I know I haven't updated in awhile. There's waaaay too much to write about. I have to write about my friends' visit to NYC (which was wonderful and ended in goodbye tears). There's too much to say about that, though. I have to write about new movies and Broadway shows. I'd like to complain about the Tony nominees. But I have too much work to do (I've lost a lot of sleep over grad school work this past week and will lose much more this week). And I'm off to usher at Everyday Rapture right now (I love me some Sherie Rene Scott).

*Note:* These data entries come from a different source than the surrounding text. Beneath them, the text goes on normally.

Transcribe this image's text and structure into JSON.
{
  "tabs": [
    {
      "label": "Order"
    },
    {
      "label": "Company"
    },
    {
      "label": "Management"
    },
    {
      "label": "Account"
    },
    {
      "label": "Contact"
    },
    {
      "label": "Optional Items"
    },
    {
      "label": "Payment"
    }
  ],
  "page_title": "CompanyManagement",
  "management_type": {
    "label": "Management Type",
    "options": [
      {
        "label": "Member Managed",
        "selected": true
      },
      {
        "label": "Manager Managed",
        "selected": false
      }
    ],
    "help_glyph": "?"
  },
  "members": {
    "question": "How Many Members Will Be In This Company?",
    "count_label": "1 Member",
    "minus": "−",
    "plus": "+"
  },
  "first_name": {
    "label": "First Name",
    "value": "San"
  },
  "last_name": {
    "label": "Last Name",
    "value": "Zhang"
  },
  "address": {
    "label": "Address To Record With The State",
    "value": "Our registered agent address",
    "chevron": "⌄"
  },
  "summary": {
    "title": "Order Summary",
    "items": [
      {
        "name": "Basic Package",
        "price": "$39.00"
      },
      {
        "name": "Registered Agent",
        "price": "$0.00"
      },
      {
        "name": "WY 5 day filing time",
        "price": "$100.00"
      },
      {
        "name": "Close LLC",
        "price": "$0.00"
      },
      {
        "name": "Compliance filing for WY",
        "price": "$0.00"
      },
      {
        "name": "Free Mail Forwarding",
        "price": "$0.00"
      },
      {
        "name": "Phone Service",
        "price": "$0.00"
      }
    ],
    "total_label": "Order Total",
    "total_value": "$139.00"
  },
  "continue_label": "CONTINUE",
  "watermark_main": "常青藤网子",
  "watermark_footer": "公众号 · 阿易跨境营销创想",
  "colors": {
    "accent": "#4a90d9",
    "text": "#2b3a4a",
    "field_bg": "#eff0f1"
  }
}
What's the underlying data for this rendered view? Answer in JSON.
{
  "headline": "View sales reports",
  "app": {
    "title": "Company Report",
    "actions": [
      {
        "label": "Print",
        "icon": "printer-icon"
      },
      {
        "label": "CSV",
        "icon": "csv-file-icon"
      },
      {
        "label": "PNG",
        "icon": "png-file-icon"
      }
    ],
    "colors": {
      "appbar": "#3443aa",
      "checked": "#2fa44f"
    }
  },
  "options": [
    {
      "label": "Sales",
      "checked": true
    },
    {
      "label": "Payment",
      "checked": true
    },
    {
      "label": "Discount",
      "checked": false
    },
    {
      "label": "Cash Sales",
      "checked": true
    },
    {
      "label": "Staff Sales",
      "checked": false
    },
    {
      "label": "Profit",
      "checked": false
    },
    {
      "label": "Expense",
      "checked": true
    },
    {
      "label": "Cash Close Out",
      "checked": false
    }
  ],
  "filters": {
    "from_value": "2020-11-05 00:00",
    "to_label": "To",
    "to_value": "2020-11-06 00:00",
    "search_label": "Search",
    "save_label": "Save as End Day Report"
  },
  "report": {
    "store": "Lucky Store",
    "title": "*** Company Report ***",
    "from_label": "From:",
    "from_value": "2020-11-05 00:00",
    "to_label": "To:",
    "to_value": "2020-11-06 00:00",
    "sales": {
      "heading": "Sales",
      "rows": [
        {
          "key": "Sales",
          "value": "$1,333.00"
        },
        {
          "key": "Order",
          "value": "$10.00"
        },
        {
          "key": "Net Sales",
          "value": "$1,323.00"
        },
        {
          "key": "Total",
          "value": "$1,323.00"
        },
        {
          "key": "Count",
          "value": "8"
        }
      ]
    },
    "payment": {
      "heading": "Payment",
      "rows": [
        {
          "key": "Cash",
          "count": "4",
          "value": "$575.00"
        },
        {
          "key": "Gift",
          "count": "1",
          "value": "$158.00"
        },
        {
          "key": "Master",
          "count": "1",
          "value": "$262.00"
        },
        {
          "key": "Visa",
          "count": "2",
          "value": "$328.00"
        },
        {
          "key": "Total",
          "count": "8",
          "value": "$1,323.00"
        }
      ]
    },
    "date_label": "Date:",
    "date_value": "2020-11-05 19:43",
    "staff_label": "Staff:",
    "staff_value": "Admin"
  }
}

So the news will have to wait.

Friday, May 01, 2009

"I belong in the service of the queen, I belong anywhere but in between..." ~counting crows

Counting Crows (w/ Augustana) performing Cecelia on GMA

And performing Rain King
(sorry, the videos wouldn't embed)

I love all the alts (although they didn't do my favorite Rain King alts, Thunder Road).

I really hope "The Saturday Night Rebel Rockers Traveling Circus & Medicine Show" visits NYC this summer. I miss CC. I keep thinking of their NYC club shows last spring (at Blender, Bowery), where I was so close to the band that I was sweat and spit on by AD himself (and, at one point, accidentally got a handful of AD's dreads).


I haven't written lately because I've been really busy. I have two fabulous friends staying with me this week, and I'm loving having them here. We're hoping for good weather tomorrow.